Moving forward PAMSP needs to retain the existing curricula to ensure that Certified Instructors can return to teach again, so that ranges don’t need to be reconfigured, so what standards and practices exist today in the field can be leveraged to restart the program in 2021.
Moving forward motorcyclists should reach out to their legislators, ask them to review what happened to the PAMSP in 2020, what has happened before to lesser degrees in 2013 and 2017.
Ask them to reinstate the contract.
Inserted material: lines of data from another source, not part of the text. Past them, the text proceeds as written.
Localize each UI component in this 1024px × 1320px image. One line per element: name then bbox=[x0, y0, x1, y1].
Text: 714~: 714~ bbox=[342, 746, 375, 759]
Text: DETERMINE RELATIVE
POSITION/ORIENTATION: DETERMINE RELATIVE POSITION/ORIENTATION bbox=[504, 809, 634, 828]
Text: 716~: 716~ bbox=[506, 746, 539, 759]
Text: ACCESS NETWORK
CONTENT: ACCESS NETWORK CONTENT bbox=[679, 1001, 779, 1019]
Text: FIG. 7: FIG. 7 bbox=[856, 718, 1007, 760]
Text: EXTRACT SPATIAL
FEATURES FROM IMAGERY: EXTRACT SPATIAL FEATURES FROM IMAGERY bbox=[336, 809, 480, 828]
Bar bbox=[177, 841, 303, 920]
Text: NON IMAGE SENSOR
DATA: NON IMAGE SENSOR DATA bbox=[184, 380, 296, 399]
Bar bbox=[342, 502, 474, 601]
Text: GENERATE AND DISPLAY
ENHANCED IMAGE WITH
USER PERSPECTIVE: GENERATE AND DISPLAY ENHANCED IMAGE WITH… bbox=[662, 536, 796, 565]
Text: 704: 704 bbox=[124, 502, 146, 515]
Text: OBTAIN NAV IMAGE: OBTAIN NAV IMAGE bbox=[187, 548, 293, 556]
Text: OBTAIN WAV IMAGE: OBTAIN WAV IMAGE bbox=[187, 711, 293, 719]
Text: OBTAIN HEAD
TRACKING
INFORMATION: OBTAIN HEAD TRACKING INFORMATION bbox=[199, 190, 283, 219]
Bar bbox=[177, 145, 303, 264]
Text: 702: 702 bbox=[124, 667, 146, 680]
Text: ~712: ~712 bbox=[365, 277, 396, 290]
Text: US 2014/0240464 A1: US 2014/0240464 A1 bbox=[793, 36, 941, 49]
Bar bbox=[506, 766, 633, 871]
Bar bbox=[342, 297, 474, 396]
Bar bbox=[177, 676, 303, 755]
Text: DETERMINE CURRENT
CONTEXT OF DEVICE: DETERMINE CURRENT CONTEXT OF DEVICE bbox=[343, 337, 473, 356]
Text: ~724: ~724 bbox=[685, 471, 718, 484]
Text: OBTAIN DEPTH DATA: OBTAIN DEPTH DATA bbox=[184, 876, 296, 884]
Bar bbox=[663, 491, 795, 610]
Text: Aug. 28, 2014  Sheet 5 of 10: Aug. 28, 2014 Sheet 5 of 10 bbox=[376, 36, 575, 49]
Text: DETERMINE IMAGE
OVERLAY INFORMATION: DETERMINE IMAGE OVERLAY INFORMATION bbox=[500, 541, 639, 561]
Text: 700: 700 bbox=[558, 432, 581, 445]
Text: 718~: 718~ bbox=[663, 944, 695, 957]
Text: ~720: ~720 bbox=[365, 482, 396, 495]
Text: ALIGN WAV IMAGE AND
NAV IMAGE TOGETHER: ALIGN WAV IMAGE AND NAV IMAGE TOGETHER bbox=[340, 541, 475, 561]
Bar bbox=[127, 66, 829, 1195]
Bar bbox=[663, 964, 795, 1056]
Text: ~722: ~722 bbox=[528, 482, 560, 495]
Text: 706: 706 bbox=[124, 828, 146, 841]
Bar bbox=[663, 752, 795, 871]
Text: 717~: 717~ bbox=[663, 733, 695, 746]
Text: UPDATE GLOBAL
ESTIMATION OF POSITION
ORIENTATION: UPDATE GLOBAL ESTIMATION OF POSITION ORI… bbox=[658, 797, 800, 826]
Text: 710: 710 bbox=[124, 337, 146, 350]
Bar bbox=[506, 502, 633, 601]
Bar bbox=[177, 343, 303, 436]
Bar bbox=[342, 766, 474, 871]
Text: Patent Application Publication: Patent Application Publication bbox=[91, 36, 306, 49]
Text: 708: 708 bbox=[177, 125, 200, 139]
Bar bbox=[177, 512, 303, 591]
Ask them to review the contract, oversight of the program, mandates & requests made to the Program Administrators.
Ask them to review the punitive aspects of the contract, consider if they are fair and reasonable.
Ask them to look at the financial burdens placed on Administration companies, how these can be revised to develop a partnership, not a hardship.
Ask them to look at how remuneration is made to Administration companies for classes taught, look to implement a unit cost per student model in lieu of the current system.
Ask them how Act 84 will be complied with in 2020. Until this is resolved no one under 18 seeking a class M license can get one.
Ask them how a now defunct Program can still collect permit and license fees to fund it, if it is no longer capable of operating in any capacity, lacks a contract & licensed curriculum to run.
Ask them how the program will be restarted in 2021, at what cost in personnel, damaged motorcycles, lost leases, etc.
Ask them if canceling the contract is worth the injuries, the lives lost due to the decision of one person without any oversight, check or balance.
Present day
In 2020 PAMSP was targeting training of 17,000 students, in 2021 even more.
In 2020 less than 70 students completed PAMSP training.
Now?
In 2020 PAMSP is set to train 0 additional students.
In 2021 PAMSP is currently prepared – or able – to train 0 students.
As Pennsylvania motorcyclists funding a program to assist others looking to join or continue safely in our community we can, and must, do better.